Au pays de mollahs , danser sur Instagram est un « crime »

Une adolescente de 18 ans a été arrêtée par la cyberpolice iranienne, provoquant un grand élan de soutien de la part de la population.

Elle est devenue une star en République islamique. Avec 600 000 abonnés sur sa page Instagram – l’un des derniers réseaux sociaux non censurés en Iran –, Maedeh Mahi (de son vrai nom, Maedeh Hojabri) connaît, à 18 ans, une retentissante notoriété.

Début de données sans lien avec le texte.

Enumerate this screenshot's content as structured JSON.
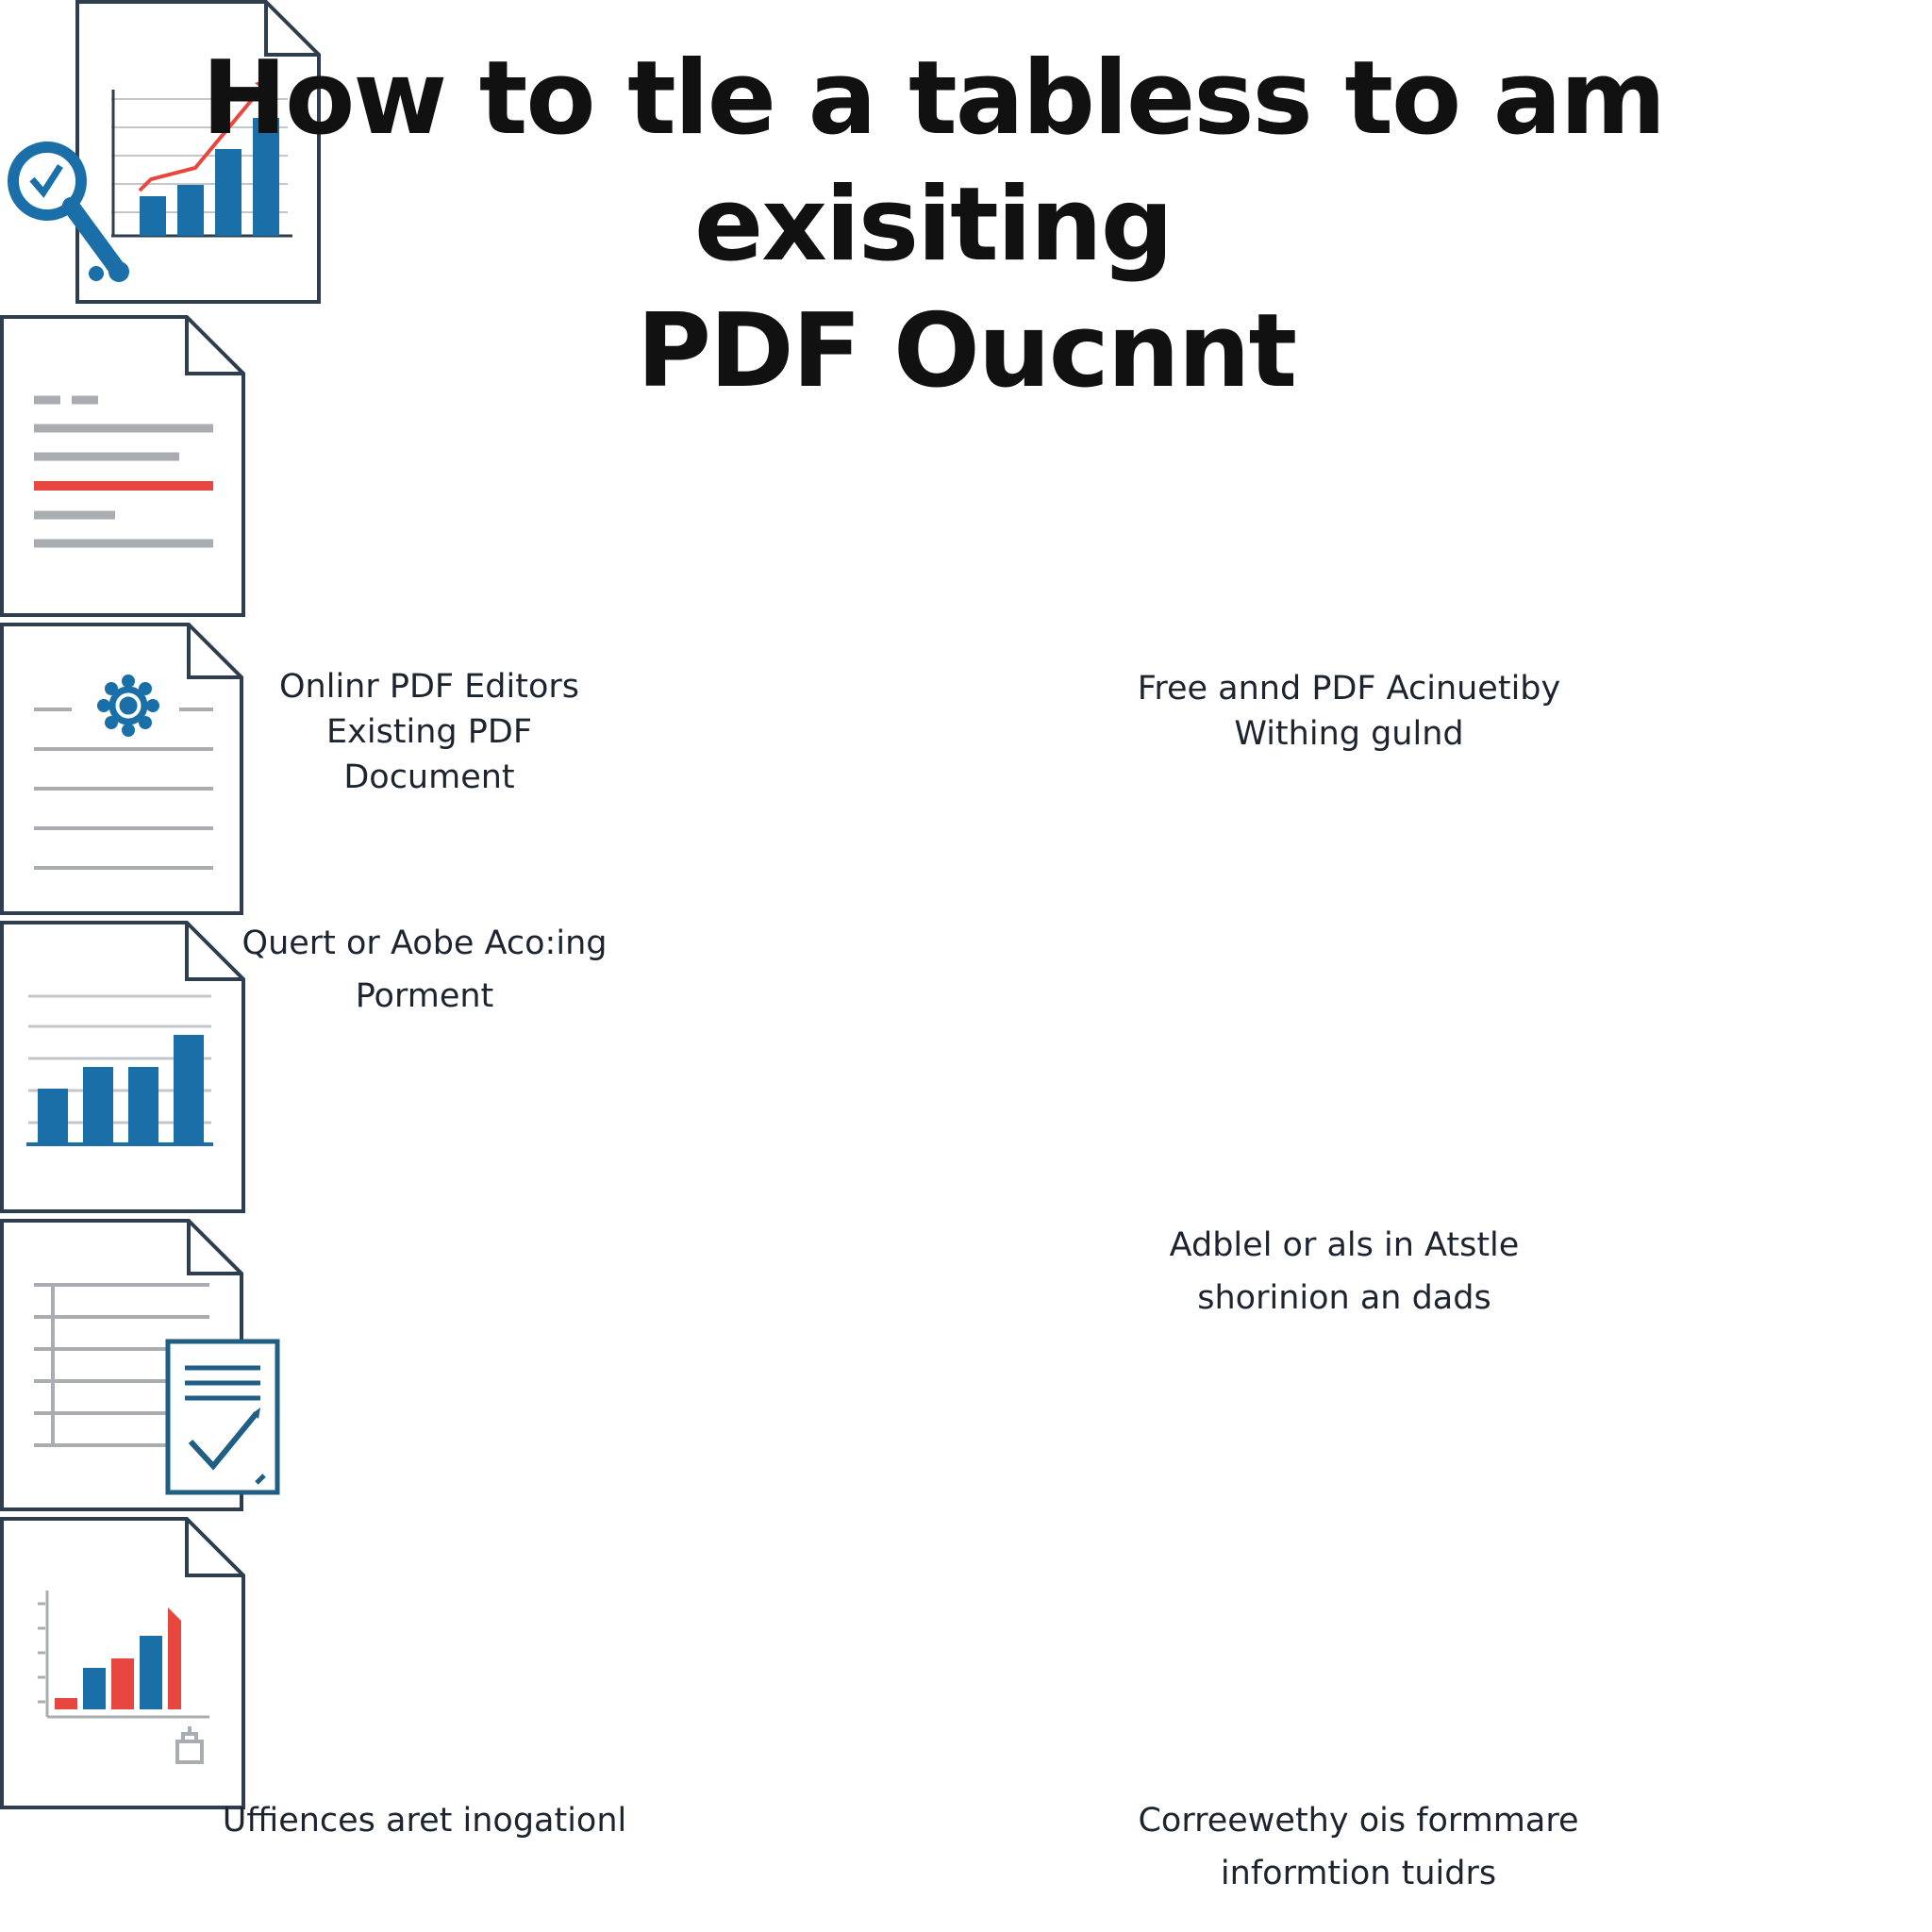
{
  "title": {
    "line1": "How to tle a tabless to am exisiting",
    "line2": "PDF Oucnnt"
  },
  "colors": {
    "outline": "#2e3e4f",
    "blue": "#1b6fa8",
    "red": "#e8473f",
    "gray": "#a9adb1"
  },
  "cards": [
    {
      "icon": "document-chart-magnifier-icon",
      "caption": [
        "Onlinr PDF Editors",
        "Existing PDF",
        "Document"
      ]
    },
    {
      "icon": "document-text-lines-icon",
      "caption": [
        "Free annd PDF Acinuetiby",
        "Withing gulnd"
      ]
    },
    {
      "icon": "document-gear-lines-icon",
      "caption": [
        "Quert or Aobe Aco:ing",
        "Porment"
      ]
    },
    {
      "icon": "document-bar-chart-icon",
      "caption": [
        "Adblel or als in Atstle",
        "shorinion an dads"
      ]
    },
    {
      "icon": "document-checklist-icon",
      "caption": [
        "Uffiences aret inogationl"
      ]
    },
    {
      "icon": "document-color-chart-lock-icon",
      "caption": [
        "Correewethy ois formmare",
        "informtion tuidrs"
      ]
    }
  ]
}
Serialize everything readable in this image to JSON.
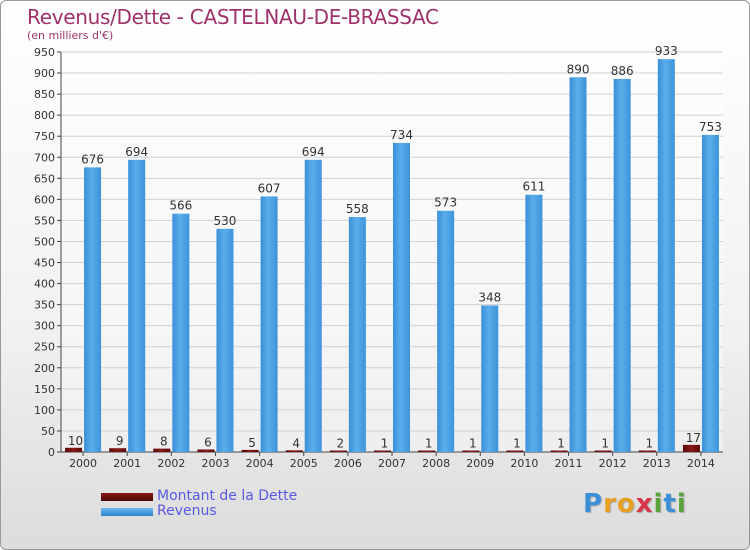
{
  "title": "Revenus/Dette - CASTELNAU-DE-BRASSAC",
  "subtitle": "(en milliers d'€)",
  "legend": [
    {
      "label": "Montant de la Dette",
      "color": "#6b0d0d"
    },
    {
      "label": "Revenus",
      "color": "#4ea3e6"
    }
  ],
  "logo": {
    "text": "Proxiti",
    "letters": [
      {
        "char": "P",
        "color": "#3b8fd6"
      },
      {
        "char": "r",
        "color": "#e8a022"
      },
      {
        "char": "o",
        "color": "#e8a022"
      },
      {
        "char": "x",
        "color": "#d8344a"
      },
      {
        "char": "i",
        "color": "#5aa23c"
      },
      {
        "char": "t",
        "color": "#3b8fd6"
      },
      {
        "char": "i",
        "color": "#5aa23c"
      }
    ]
  },
  "chart_data": {
    "type": "bar",
    "categories": [
      "2000",
      "2001",
      "2002",
      "2003",
      "2004",
      "2005",
      "2006",
      "2007",
      "2008",
      "2009",
      "2010",
      "2011",
      "2012",
      "2013",
      "2014"
    ],
    "series": [
      {
        "name": "Montant de la Dette",
        "color": "#6b0d0d",
        "values": [
          10,
          9,
          8,
          6,
          5,
          4,
          2,
          1,
          1,
          1,
          1,
          1,
          1,
          1,
          17
        ]
      },
      {
        "name": "Revenus",
        "color": "#4ea3e6",
        "values": [
          676,
          694,
          566,
          530,
          607,
          694,
          558,
          734,
          573,
          348,
          611,
          890,
          886,
          933,
          753
        ]
      }
    ],
    "ylim": [
      0,
      950
    ],
    "yticks": [
      0,
      50,
      100,
      150,
      200,
      250,
      300,
      350,
      400,
      450,
      500,
      550,
      600,
      650,
      700,
      750,
      800,
      850,
      900,
      950
    ],
    "grid": true,
    "legend_position": "bottom-left"
  }
}
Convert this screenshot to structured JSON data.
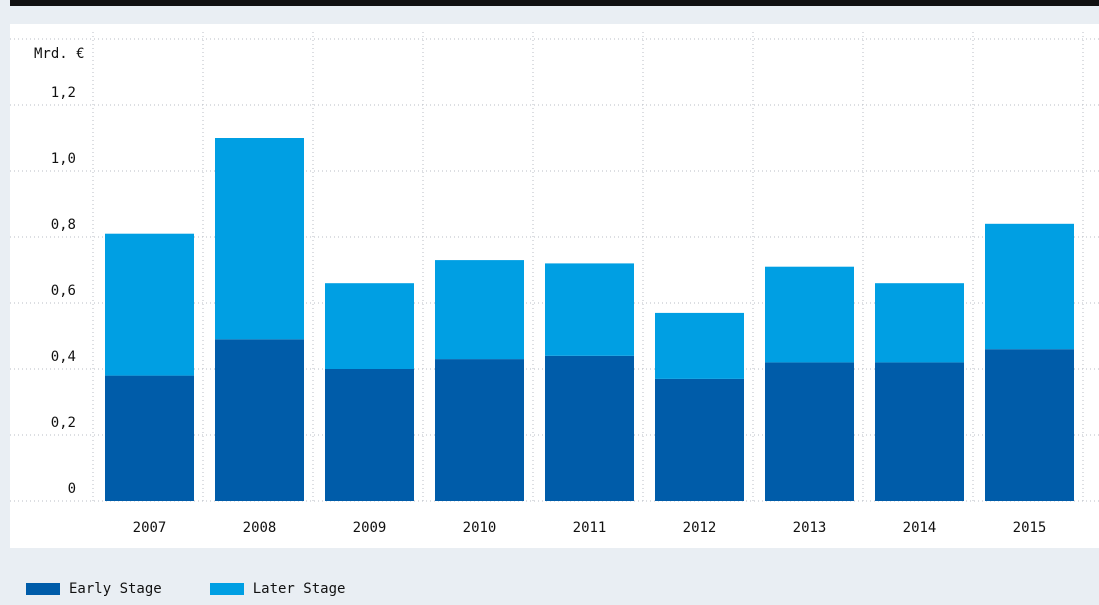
{
  "chart_data": {
    "type": "bar",
    "stacked": true,
    "ylabel": "Mrd. €",
    "categories": [
      "2007",
      "2008",
      "2009",
      "2010",
      "2011",
      "2012",
      "2013",
      "2014",
      "2015"
    ],
    "series": [
      {
        "name": "Early Stage",
        "color": "#005ca9",
        "values": [
          0.38,
          0.49,
          0.4,
          0.43,
          0.44,
          0.37,
          0.42,
          0.42,
          0.46
        ]
      },
      {
        "name": "Later Stage",
        "color": "#009fe3",
        "values": [
          0.43,
          0.61,
          0.26,
          0.3,
          0.28,
          0.2,
          0.29,
          0.24,
          0.38
        ]
      }
    ],
    "yticks": [
      {
        "value": 0,
        "label": "0"
      },
      {
        "value": 0.2,
        "label": "0,2"
      },
      {
        "value": 0.4,
        "label": "0,4"
      },
      {
        "value": 0.6,
        "label": "0,6"
      },
      {
        "value": 0.8,
        "label": "0,8"
      },
      {
        "value": 1.0,
        "label": "1,0"
      },
      {
        "value": 1.2,
        "label": "1,2"
      }
    ],
    "ylim": [
      0,
      1.4
    ],
    "grid": true,
    "legend_position": "bottom-left"
  }
}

Ses vidéos, où l’on aperçoit l’adolescente iranienne exprimer dans sa chambre ses talents de danseuse, sur des tubes occidentaux comme iraniens, sont chaque fois visionnées par plusieurs milliers d’internautes, aussi bien en Iran qu’à l’étranger, où vit une importante diaspora. Ils viennent rappeler le goût des Iraniens pour la danse, comme l’ont d’ailleurs récemment montré les milliers de supporteurs iraniens présents à la Coupe du monde en Russie.

Comme nombre de jeunes Iraniens, dont 24 millions disposent d’un compte Instagram, Maedeh Mahi s’y affiche sans voile. Mais elle va encore plus loin en dévoilant son nombril et en filmant son déhanchement oriental, pour le plus grand plaisir de ses nombreux abonnés. Rare espace de liberté sur lequel se ruent les Iraniens, Instagram était jusqu’ici relativement épargné par les autorités. En pleine rue, le foulard islamique est obligatoire dans l’espace public, et la danse interdite. Les prestations de Maedeh Mahi lui vaudraient donc une arrestation et elle s’exposerait à une amende, une peine de prison, ou même des coups de fouet.

« Des actes immoraux »

Or, le compte de Maedeh Hojabri est aujourd’hui fermé. Et la jeune femme de 18 ans est réapparue vendredi dernier… sur la télévision d’État de la République islamique, dans une émission intitulée « Fausse Route ». Vêtue cette fois d’un tchador noir, le visage flouté, la jeune femme déclare, en pleurs, « regretter » la publication de ses vidéos et avoue avoir été rétribuée, « une ou deux fois » par des musiciens pour diffuser leur œuvre. « Je savais qu’il était interdit de danser, mais je n’ai rien posté de mal sur ce compte », s’écrie-t-elle, inconsolable. Et le « journaliste », en véritable interrogateur, de lui demander, avec gravité : « Mais quel était votre but ? »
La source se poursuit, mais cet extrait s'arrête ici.